1. RFC 4664 — Framework for Layer 2 Virtual Private Networks (L2VPNs). L. Andersson, E. Rosen (Eds.), IETF, September 2006. https://www.rfc-editor.org/rfc/rfc4664
2. RFC 3985 — Pseudo Wire Emulation Edge-to-Edge (PWE3) Architecture. S. Bryant, P. Pate (Eds.), IETF, March 2005. https://www.rfc-editor.org/rfc/rfc3985
3. RFC 4385 — Pseudowire Emulation Edge-to-Edge (PWE3) Control Word for Use over an MPLS PSN. S. Bryant et al., IETF, February 2006. https://www.rfc-editor.org/rfc/rfc4385
4. RFC 8077 — Pseudowire Setup and Maintenance Using the Label Distribution Protocol (LDP).
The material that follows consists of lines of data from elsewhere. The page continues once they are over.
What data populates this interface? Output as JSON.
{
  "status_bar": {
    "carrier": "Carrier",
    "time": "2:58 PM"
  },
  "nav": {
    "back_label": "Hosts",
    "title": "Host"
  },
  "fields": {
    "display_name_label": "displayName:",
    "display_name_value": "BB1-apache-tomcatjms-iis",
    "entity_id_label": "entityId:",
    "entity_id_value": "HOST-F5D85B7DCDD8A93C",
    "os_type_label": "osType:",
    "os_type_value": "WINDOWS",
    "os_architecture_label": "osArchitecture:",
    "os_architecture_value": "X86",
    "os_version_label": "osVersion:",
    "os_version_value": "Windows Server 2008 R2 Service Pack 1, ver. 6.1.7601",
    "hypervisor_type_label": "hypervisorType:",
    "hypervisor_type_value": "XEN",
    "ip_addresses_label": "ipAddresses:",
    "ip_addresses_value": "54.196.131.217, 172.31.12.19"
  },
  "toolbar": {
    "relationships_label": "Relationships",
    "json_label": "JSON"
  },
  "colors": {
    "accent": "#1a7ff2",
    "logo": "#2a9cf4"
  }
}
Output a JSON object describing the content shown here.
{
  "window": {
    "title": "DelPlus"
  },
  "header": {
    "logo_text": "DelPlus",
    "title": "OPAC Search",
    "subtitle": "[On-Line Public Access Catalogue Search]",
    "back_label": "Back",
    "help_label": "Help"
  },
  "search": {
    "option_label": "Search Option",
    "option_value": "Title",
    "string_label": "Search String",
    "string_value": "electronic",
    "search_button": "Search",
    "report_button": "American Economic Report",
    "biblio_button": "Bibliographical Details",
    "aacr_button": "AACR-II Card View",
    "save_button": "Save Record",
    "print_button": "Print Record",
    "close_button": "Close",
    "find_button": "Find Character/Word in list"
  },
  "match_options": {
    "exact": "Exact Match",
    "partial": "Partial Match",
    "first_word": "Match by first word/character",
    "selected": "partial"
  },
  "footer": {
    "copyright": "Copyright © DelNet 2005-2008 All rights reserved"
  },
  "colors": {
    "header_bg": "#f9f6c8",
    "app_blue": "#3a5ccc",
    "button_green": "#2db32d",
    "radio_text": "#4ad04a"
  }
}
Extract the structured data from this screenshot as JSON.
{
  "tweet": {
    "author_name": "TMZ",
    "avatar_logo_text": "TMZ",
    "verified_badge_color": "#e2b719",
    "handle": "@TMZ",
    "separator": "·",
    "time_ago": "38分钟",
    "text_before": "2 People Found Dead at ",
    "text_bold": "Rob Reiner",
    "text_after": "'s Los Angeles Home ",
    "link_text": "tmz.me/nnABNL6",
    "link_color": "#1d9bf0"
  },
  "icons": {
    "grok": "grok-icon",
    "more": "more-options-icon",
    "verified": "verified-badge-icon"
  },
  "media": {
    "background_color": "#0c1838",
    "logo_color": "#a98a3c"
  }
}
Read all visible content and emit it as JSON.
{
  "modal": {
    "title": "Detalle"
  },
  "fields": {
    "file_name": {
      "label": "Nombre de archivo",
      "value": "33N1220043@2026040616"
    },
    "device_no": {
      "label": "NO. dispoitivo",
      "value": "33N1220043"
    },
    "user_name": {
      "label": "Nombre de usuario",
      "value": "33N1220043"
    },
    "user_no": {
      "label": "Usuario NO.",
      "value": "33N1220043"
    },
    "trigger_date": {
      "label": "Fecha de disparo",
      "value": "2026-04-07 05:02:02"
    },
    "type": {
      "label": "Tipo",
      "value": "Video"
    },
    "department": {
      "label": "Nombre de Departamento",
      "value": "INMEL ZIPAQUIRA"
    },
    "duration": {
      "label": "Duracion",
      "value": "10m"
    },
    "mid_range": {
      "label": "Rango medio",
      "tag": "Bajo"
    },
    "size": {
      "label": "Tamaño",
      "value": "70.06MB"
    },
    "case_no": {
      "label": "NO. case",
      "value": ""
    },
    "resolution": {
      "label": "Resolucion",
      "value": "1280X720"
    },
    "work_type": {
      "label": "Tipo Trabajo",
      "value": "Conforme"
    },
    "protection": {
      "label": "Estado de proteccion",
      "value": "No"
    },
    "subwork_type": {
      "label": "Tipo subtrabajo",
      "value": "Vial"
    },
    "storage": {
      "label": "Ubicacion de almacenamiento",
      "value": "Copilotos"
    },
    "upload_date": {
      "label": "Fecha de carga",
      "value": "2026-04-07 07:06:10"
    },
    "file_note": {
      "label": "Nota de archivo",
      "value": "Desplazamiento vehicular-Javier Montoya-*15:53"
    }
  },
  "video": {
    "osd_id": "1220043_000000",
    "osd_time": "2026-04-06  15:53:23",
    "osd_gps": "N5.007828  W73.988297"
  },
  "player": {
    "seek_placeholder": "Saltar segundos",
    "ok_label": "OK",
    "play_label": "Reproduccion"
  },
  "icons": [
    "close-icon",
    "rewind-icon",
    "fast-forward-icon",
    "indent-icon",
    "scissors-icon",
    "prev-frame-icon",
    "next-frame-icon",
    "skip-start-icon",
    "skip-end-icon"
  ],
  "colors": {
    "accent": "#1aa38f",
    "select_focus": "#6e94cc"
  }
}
L. Martini, G. Heron (Eds.), IETF (STD 84), February 2017 (obsoletes RFC 4447). https://www.rfc-editor.org/rfc/rfc8077
5. RFC 4761 — Virtual Private LAN Service (VPLS) Using BGP for Auto-Discovery and Signaling. K. Kompella, Y. Rekhter (Eds.), IETF, January 2007. https://www.rfc-editor.org/rfc/rfc4761
6. RFC 4762 — Virtual Private LAN Service (VPLS) Using LDP Signaling. M. Lasserre, V. Kompella (Eds.), IETF, January 2007. https://www.rfc-editor.org/rfc/rfc4762
7. RFC 7432 — BGP MPLS-Based Ethernet VPN. A. Sajassi (Ed.) et al., IETF, February 2015. https://www.rfc-editor.org/rfc/rfc7432
8. RFC 9136 — IP Prefix Advertisement in Ethernet VPN (EVPN). J. Rabadan (Ed.) et al., IETF, October 2021. https://www.rfc-editor.org/rfc/rfc9136
9. RFC 8365 — A Network Virtualization Overlay Solution Using Ethernet VPN (EVPN). A. Sajassi (Ed.) et al., IETF, March 2018. https://www.rfc-editor.org/rfc/rfc8365
10. RFC 8214 — Virtual Private Wire Service Support in Ethernet VPN. S. Boutros et al., IETF, August 2017. https://www.rfc-editor.org/rfc/rfc8214
11. RFC 7623 — Provider Backbone Bridging Combined with Ethernet VPN (PBB-EVPN). A. Sajassi (Ed.) et al., IETF, September 2015. https://www.rfc-editor.org/rfc/rfc7623
12. RFC 8584 — Framework for Ethernet VPN Designated Forwarder Election Extensibility. J. Rabadan (Ed.) et al., IETF, April 2019. https://www.rfc-editor.org/rfc/rfc8584
13. A. Sánchez-Monge, K. G. Szarkowicz, MPLS in the SDN Era, O’Reilly, 2015.
14. I. Minei, J. Lucek, MPLS-Enabled Applications, 3rd ed., Wiley, 2011.